Cassiterite is a mineral that has ornately faceted specimens with high luster.
It is generally opaque, but its luster and multiple crystal faces cause a nice sparkle.
Cassiterite has been an important ore of tin for eons and is still the greatest source of tin today.
Most sources of cassiterite today are not primary deposts but alluvial deposits containing weathered grains.
The best source of original-formation cassiterite is at the tin mines of Bolivia, where it is found in hydrothermal veins.
Although found throughout the world in many
igneous rocks, cassiterite is usually only a minor constituent.
The Bolivia veins and those worked and nearly exhausted in Cornwall, England, somehow concentrated the tin in a way not fully understood by geologists.
Twinning is common in cassiterite and most aggregate specimens show crystal twins.
The typical twin is bent at a near-60-degree angle, forming an "Elbow Twin".
Multiple twinning can continue to bend the crystal around and possibly form a cyclic twin.
However, cassiterite does not form this type of twin as often as its mineral cousin, rutile.
PHYSICAL CHARACTERISTICS:
- Color is black or reddish brown or yellow.
- Luster is adamantine or greasy.
- Transparency crystals are transparent in thin crystals otherwise opaque.
- Crystal System is tetragonal; 4/m 2/m 2/m
- Crystal Habits include eight-sided prisms and blocky or stubby crystals terminated by a blunt four-sided or complex pyramid.
The prisms are composed of two four sided prisms with one of the prisms being dominant.
Also thin acicular needles or blades are common.
Can be massive, granular, fibrous and botryoidal.
A concretionary form combined with quartz and hematite is called "wood-tin".
- Cleavage is good in two directions forming prisms, poor in a third (basal).

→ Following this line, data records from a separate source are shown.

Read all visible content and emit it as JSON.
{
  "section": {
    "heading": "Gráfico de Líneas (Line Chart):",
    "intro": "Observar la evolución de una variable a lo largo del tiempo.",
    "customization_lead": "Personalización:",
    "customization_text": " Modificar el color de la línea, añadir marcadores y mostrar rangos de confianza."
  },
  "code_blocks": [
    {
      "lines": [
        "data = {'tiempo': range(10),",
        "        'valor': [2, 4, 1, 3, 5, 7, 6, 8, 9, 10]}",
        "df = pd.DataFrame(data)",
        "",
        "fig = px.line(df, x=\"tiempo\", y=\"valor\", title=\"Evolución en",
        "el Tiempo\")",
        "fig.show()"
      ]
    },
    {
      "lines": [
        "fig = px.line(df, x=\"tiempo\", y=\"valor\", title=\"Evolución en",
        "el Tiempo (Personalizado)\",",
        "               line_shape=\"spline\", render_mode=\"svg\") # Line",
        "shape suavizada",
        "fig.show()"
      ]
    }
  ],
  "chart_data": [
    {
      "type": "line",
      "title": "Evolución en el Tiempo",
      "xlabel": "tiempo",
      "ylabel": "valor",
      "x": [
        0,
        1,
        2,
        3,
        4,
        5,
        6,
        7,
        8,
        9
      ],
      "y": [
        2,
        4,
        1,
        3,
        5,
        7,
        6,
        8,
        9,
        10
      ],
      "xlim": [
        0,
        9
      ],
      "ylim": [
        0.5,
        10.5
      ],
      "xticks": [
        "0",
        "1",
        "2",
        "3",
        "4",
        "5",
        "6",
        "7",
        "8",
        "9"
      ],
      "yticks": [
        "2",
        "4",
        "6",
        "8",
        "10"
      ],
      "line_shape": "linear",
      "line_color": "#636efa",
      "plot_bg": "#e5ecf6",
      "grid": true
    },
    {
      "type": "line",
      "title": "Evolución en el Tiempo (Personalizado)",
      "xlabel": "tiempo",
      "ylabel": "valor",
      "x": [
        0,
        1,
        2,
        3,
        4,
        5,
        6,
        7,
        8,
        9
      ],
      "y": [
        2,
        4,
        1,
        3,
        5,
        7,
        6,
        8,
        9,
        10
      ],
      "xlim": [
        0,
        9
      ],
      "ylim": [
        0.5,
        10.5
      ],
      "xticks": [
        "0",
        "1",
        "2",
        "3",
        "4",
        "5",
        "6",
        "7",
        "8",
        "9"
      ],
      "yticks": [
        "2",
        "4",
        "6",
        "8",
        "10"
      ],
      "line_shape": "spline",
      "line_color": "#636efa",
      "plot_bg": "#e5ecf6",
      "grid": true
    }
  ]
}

- Fracture is conchoidal to uneven.
- Hardness is 6 - 7
- Specific Gravity is 6.6 - 7.0+ (very heavy for non-metallic minerals)
- Streak is white, but at times brownish.
- Associated Minerals include, but are not limited to,
tourmalines,
molybdenite,
bismuthinite,
topaz,
fluorite,
arsenopyrite
and
wolframite.
- Other Characteristics: high refractive index of approximately 2.0.
- Notable Occurences include the La Paz and Colquiri areas of Bolivia;
Cornwall, England; Durango, Mexico; Malaya; Indonesia; Russia and China.
- Best Field Indicators are crystal habit, hardness, twinning and high index of refraction (luster).